Social media revolves around community and conversations. It’s a place for art, expression, and contribution – not advertising. Facebook isn’t just another notch in your touch-point belt, so have some respect.

You don’t need the gimmicks if you’re doing something that’s actually worthy of people’s time, interest, and attention. Real groupies- genuinely impassioned and impressed followers- aren’t bought; they’re earned.

Before you go out and set up a fan page or start a promo campaign to non-organically grow your following, read our social media guide: Social Media- The Prize Inside


Sep 1 2010

How Buff is Your Brand Narrative?

Thoreau Bred

Everything that you say says something about you.

Your brand narrative is how you tell your story. It runs deeper than a marketing rollout or an advertising campaign.  Your brand narrative is told in and through newsletters, press releases, promotions, CRM, sales, programming, products, annual reports, and internal communications- day in and day out. Your ongoing narrative should reflect your brand vision and purpose, your strategic direction, your operational tactics, your intent and partnerships. If crafting your brand narrative isn’t a constant, grueling, and tedious ongoing process, then it’s likely you’re producing ineffective noise.

Wrestling your brand narrative into focus requires skill and authenticity.
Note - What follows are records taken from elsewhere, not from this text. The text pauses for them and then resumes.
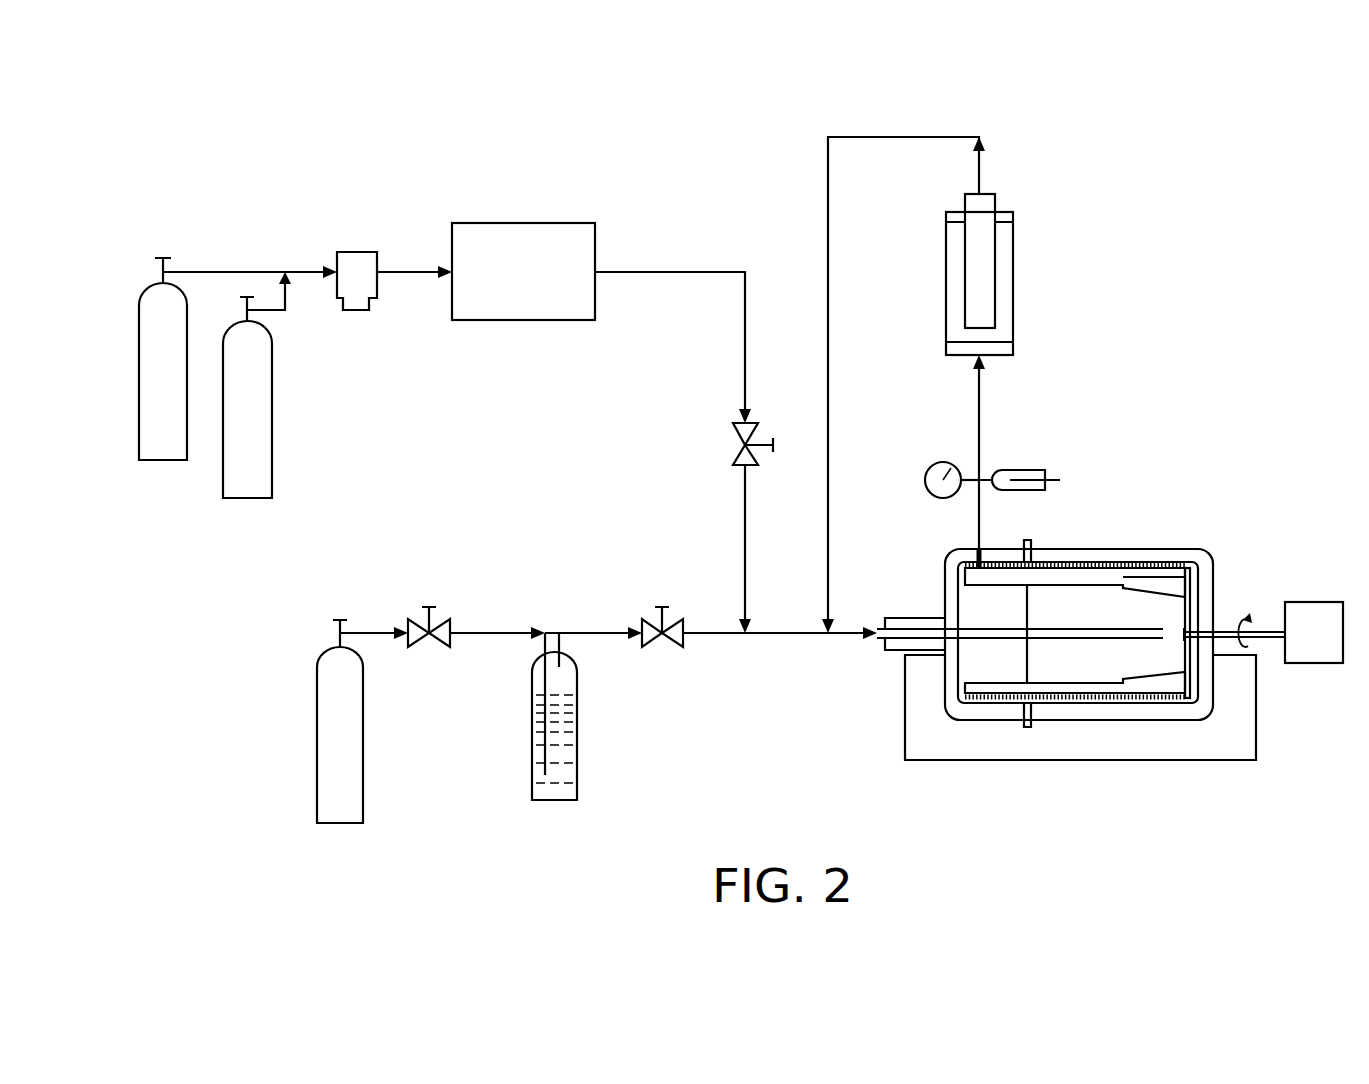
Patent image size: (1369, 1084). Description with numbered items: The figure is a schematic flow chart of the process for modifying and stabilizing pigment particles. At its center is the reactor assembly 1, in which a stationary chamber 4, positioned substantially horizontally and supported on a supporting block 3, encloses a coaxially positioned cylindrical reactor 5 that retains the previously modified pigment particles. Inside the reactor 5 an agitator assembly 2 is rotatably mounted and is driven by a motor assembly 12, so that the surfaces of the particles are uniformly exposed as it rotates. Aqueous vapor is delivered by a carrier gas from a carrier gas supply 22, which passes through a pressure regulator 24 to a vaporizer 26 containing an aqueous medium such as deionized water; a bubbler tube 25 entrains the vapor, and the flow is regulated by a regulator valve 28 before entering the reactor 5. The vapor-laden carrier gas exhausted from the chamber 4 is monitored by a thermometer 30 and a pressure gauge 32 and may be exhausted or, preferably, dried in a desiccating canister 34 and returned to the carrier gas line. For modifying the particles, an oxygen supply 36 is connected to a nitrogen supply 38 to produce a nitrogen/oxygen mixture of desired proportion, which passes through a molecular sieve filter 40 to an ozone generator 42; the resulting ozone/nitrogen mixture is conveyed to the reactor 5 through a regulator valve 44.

The reactor assembly 1 is at (1083, 684).
The agitator assembly 2 is at (1190, 582).
The supporting block 3 is at (1256, 745).
The stationary chamber 4 is at (1215, 600).
The cylindrical reactor 5 is at (1202, 682).
The motor assembly 12 is at (1315, 601).
The carrier gas supply 22 is at (338, 825).
The pressure regulator 24 is at (412, 618).
The bubbler tube 25 is at (545, 735).
The vaporizer 26 is at (550, 803).
The regulator valve 28 is at (648, 618).
The thermometer 30 is at (1052, 477).
The pressure gauge 32 is at (930, 466).
The desiccating canister 34 is at (1013, 290).
The oxygen supply 36 is at (163, 463).
The nitrogen supply 38 is at (250, 500).
The molecular sieve filter 40 is at (358, 250).
The ozone generator 42 is at (508, 223).
The regulator valve 44 is at (733, 452).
Calling yourself cool doesn’t make you cool and calling your brand relevant doesn’t make it relevant. Drop the ego, the corporate-bologna, and the stuffy verbiage from your self-promotions and figure out how to reflect who you really are and what you really have to offer. Narrativity is not vague or generic.

Meticulously crafted brand narratives connect with people; they gracefully distinguish your unique interests, voice, differentiators, and the powerful benefits that genuinely matter to clients and customers. Brands that make a connection, reinforce their relevance, and speak to people are identified immediately as the must-have solution; the real deal, second to none. Your brand narrative should convey the personality, style, and strengths that enliven your collective organization.

Your communications are a reflection of your brand identity and directly contribute to your brand image, whether you intended them to be or not.

Here are a few questions to help you do a quick audit of your Brand Narrative:

  • Do your messages accurately communicate your story?
  • Are your messages genuine and authentic or just feel-good self-compliments and well-worded spin?
  • Does your brand’s spunk, funk, credibility, attitude, personality, sensitivity, or vibe shine through your messages?
  • How do your messages reflect your brand identity, values, and strategy?
  • Are your messages clear and concise?
  • Do your messages speak to the real issues that concern your audience?
  • Do your messages reflect the values of your audience?
  • Are you addressing the relevant issues on the minds and the immediate ‘To-Do’ lists of your customers?